Drei Tage lang wird gefeiert: Dorf im Warndt feiert seinen Geburtstag

Drei Tage lang wird gefeiert : Dorf im Warndt feiert seinen Geburtstag

Dorf im Warndt, 1938 als Mustersiedlung gegründet, feiert bald sein 80-jähriges Bestehen. Die 1530 Einwohner fühlen sich wohl im Ort.

Das Programm steht, jetzt muss nur noch das Wetter mitspielen. Helene Alleborn, die Vorsitzende des Heimat- und Verkehrsvereins Dorf im Warndt, hat mitgeteilt, dass die Feierlichkeiten zum 80-jährigen Ortsjubiläum am Samstag, 23. Juni, mit einem Umzug beginnen. Los geht es um 17 Uhr. Im Park werden die neu aufgestellte Lore und die Sitzgarnitur eingeweiht. Um 18.30 Uhr folgt der Festkommers in der Mehrzweckhalle. Warndtknappenchor und Jugendorchester Großrosseln wirken mit.

Am Sonntag, 24. Juni, geht die Geburtstagsfeier weiter: Um 9 Uhr steht ein ökumenischer Gottesdienst in der Kirche auf dem Programm.
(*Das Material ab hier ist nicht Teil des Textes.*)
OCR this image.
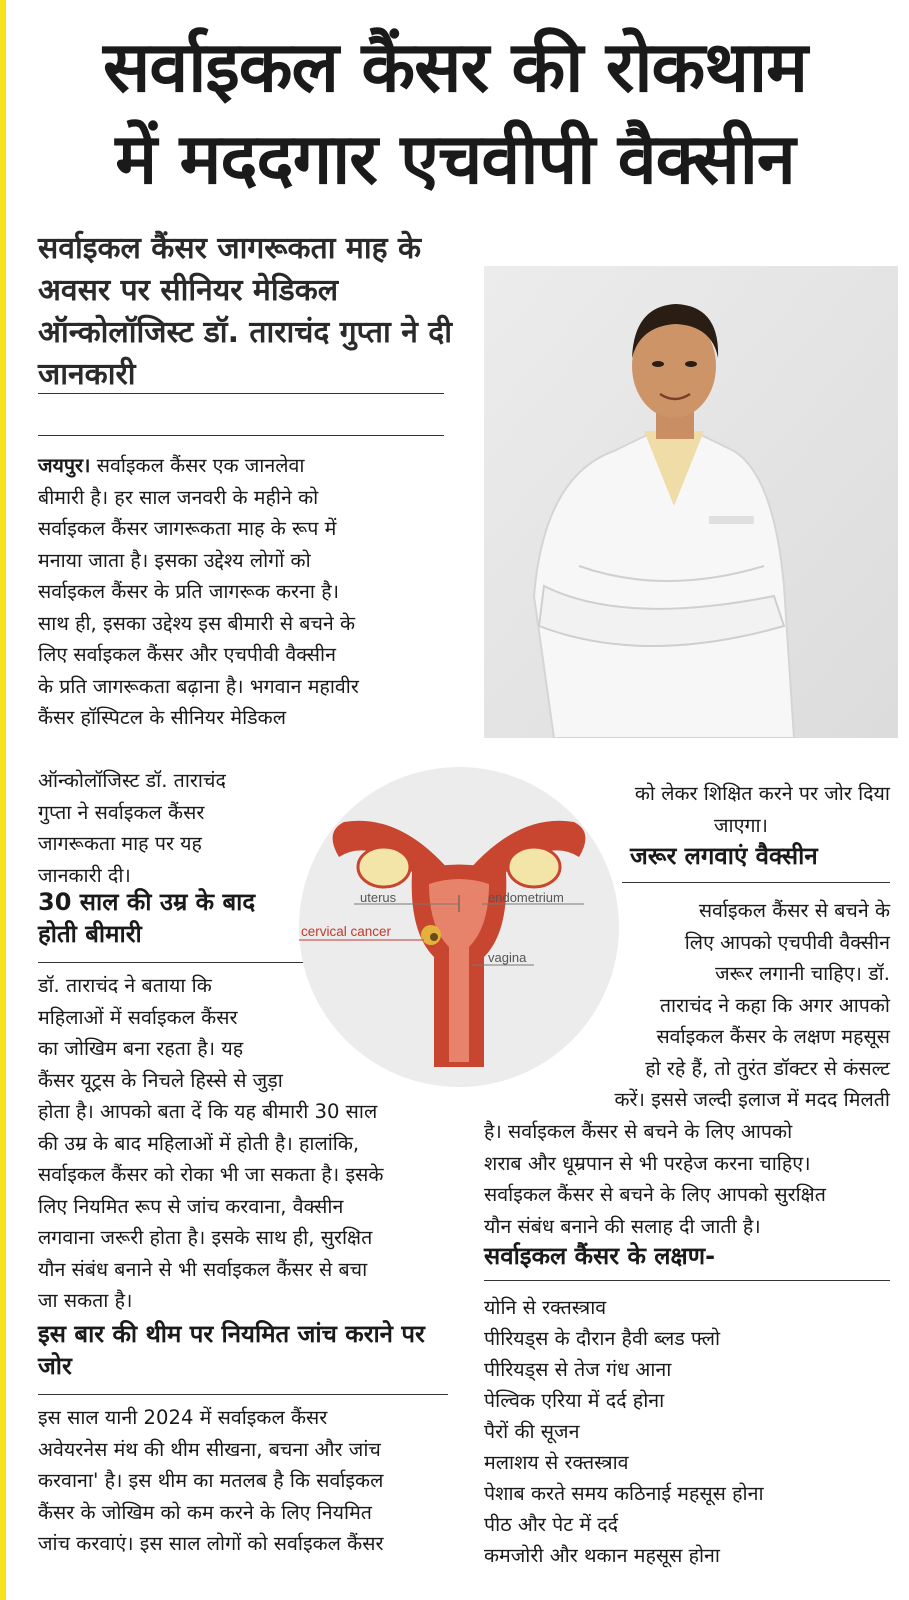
सर्वाइकल कैंसर की रोकथाम
में मददगार एचवीपी वैक्सीन
सर्वाइकल कैंसर जागरूकता माह के अवसर पर सीनियर मेडिकल ऑन्कोलॉजिस्ट डॉ. ताराचंद गुप्ता ने दी जानकारी
जयपुर। सर्वाइकल कैंसर एक जानलेवा
बीमारी है। हर साल जनवरी के महीने को
सर्वाइकल कैंसर जागरूकता माह के रूप में
मनाया जाता है। इसका उद्देश्य लोगों को
सर्वाइकल कैंसर के प्रति जागरूक करना है।
साथ ही, इसका उद्देश्य इस बीमारी से बचने के
लिए सर्वाइकल कैंसर और एचपीवी वैक्सीन
के प्रति जागरूकता बढ़ाना है। भगवान महावीर
कैंसर हॉस्पिटल के सीनियर मेडिकल
ऑन्कोलॉजिस्ट डॉ. ताराचंद
गुप्ता ने सर्वाइकल कैंसर
जागरूकता माह पर यह
जानकारी दी।
30 साल की उम्र के बाद
होती बीमारी
डॉ. ताराचंद ने बताया कि
महिलाओं में सर्वाइकल कैंसर
का जोखिम बना रहता है। यह
कैंसर यूट्रस के निचले हिस्से से जुड़ा
होता है। आपको बता दें कि यह बीमारी 30 साल
की उम्र के बाद महिलाओं में होती है। हालांकि,
सर्वाइकल कैंसर को रोका भी जा सकता है। इसके
लिए नियमित रूप से जांच करवाना, वैक्सीन
लगवाना जरूरी होता है। इसके साथ ही, सुरक्षित
यौन संबंध बनाने से भी सर्वाइकल कैंसर से बचा
जा सकता है।
इस बार की थीम पर नियमित जांच कराने पर
जोर
इस साल यानी 2024 में सर्वाइकल कैंसर
अवेयरनेस मंथ की थीम सीखना, बचना और जांच
करवाना' है। इस थीम का मतलब है कि सर्वाइकल
कैंसर के जोखिम को कम करने के लिए नियमित
जांच करवाएं। इस साल लोगों को सर्वाइकल कैंसर
uterus	endometrium
cervical cancer
vagina
को लेकर शिक्षित करने पर जोर दिया
जाएगा।
जरूर लगवाएं वैक्सीन
सर्वाइकल कैंसर से बचने के
लिए आपको एचपीवी वैक्सीन
जरूर लगानी चाहिए। डॉ.
ताराचंद ने कहा कि अगर आपको
सर्वाइकल कैंसर के लक्षण महसूस
हो रहे हैं, तो तुरंत डॉक्टर से कंसल्ट
करें। इससे जल्दी इलाज में मदद मिलती
है। सर्वाइकल कैंसर से बचने के लिए आपको
शराब और धूम्रपान से भी परहेज करना चाहिए।
सर्वाइकल कैंसर से बचने के लिए आपको सुरक्षित
यौन संबंध बनाने की सलाह दी जाती है।
सर्वाइकल कैंसर के लक्षण-
योनि से रक्तस्त्राव
पीरियड्स के दौरान हैवी ब्लड फ्लो
पीरियड्स से तेज गंध आना
पेल्विक एरिया में दर्द होना
पैरों की सूजन
मलाशय से रक्तस्त्राव
पेशाब करते समय कठिनाई महसूस होना
पीठ और पेट में दर्द
कमजोरी और थकान महसूस होना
Anschließend sorgen die Kabarettistin Jutta Lindner, der HeartChor Saar und die Showtanzgruppe des Karnevalvereins Die Warndtkater für Unterhaltung.

Während der zweitägigen Jubiläumsfeierlichkeiten können sich die Besucher davon überzeugen, dass es sich im Warndtdorf gut leben lässt. „Die Ortsgemeinschaft ist intakt, die Vereine sind sehr aktiv“, versichert Ortsvorsteher Werner Hektor (SPD). Junge Familien fühlen sich in den energetisch sanierten Wohnungen der Werkssiedlung wohl, der Nachwuchs spielt im Kindergarten, die jungen Leute relaxen im Jugendzentrum. Freunde und Bekannte treffen die rund 1530 Einwohner in der Mehrzweckhalle oder im Heim der Arbeiterwohlfahrt.

Entspannen kann man auch in der Parkanlage. Kürzlich wurde das um- und ausgebaute Feuerwehrgerätehaus eingeweiht. Der Breitbandausbau fürs schnelle Internet ist ebenfalls abgeschlossen. Das alles macht das Wohnen attraktiv. Steht mal ein Haus zum Verkauf, erläutert Ortsvorsteher Hektor, findet sich schnell ein neuer Eigentümer. Meist handelt es sich dabei um junge Leute aus dem Ort.

In der relativ kurzen Geschichte des Dorfs gab es aber auch Rückschläge: Die Bergwerk- und die Schulschließung mussten verkraftet werden. Im Jahr 1936 begannen die Arbeiten in der nationalsozialistischen Mustersiedlung, im Frühjahr 1938 zogen die ersten Bewohner ein. Geplant war, für Saarbrücken eine Stadtrandsiedlung zu bauen. Untergebracht wurden dann aber vor allem Arbeiterfamilien der umliegenden Gruben und der Völklinger Hütte. Kleintierhaltung und Gartenbewirtschaftung waren Pflicht. Kaum hatten sich die Bewohner eingelebt, wurden sie evakuiert. Während des Krieges folgte der zweite Bauabschnitt. Zwischen 1962 und 1964 schufen die Saarbergwerke zusätzlich eine Werkssiedlung.

Wichtig für den Ort sind Kindergarten und Mehrzweckhalle. Foto: Thomas Annen
Schmuck und auf dem neuesten Stand der Technik: das um- und ausgebaute Feuerwehrgerätehaus. Foto: Thomas Annnen
Abkühlen am Brunnen in der Parkanlage – Franjo Karacic hat seinen Sohn David gerade vom Kindergarten abgeholt. Foto: Thomas Annen

1964 wurde Dorf im Warndt selbstständige Gemeinde. Seit der Gebiets- und Verwaltungsreform 1974 ist der Ort Teil der Gemeinde Großrosseln. Mehrere Auszeichnungen gab es bei den Wettbewerben „Unser Dorf soll schöner werden“ und „Die besten Kleinsiedlungen“. Anlässlich der 75-Jahr-Feier erschien 2013 eine umfangreiche Dorfchronik.